Buttitta found the 5-month-old girl choking on a liquid substance.

“I lifted up her chin so it would straighten out the airway to get the stuff to come down. I put my finger in her mouth and I reached in to see if there was something in there,” he said.

Buttitta said he was concerned about trying to perform CPR on a baby so small.

However, fluid spilled out of the child’s mouth and she began breathing easier.

“She was breathing a little better. You could still hear the sound of liquid in her throat,” he said.

The child was taken to Manatee Memorial Hospital and stabilized by paramedics.

On average, about two to three officers receive the medal of merit every year, said Deputy Chief Jeffrey Lewis.

The award is given to officers who show initiative, save a life, accomplish an assignment, or retire from the department after 25 years. All officers of the year receive the honor, he said.

Most of the recent awards have been for saving lives and the past three officers of the year all saved lives while on duty he said.

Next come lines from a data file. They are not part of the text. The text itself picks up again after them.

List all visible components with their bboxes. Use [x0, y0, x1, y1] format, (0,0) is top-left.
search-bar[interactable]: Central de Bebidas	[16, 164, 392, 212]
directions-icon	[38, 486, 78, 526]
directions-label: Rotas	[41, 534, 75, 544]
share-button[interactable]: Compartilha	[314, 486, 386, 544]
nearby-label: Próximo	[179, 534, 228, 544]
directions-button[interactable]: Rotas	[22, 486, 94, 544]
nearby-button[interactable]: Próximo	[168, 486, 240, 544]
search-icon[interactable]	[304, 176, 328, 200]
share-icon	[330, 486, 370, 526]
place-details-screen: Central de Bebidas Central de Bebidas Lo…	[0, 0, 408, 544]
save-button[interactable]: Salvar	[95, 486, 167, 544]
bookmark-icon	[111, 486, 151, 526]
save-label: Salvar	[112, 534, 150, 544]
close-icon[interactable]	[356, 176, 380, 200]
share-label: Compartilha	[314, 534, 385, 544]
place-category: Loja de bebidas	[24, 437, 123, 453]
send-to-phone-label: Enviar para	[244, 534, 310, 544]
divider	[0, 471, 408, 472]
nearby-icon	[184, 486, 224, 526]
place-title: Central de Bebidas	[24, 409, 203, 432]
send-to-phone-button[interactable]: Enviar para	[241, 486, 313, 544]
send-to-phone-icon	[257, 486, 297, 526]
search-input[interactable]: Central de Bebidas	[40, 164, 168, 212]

It’s not too uncommon for officers to encounter medical issues. All officers, like Buttitta, are trained in CPR and other first responder life-saving techniques.

“It’s so they can apply medical assistance to someone not breathing or bleeding,” Lewis said. “Most of the time if their life-saving efforts are effective, then they are recognized.”

In 2007, Sgt. Josh Cramer was recognized for administering CPR to a child who had drowned. In 2008, Officer Tim Smith convinced a man to stop cutting himself on a suicide call. This year, Sgt. Bill Knight was honored after he saved someone from a burning building.

All three officers received the medal of merit as well as officer of the year, Lewis said.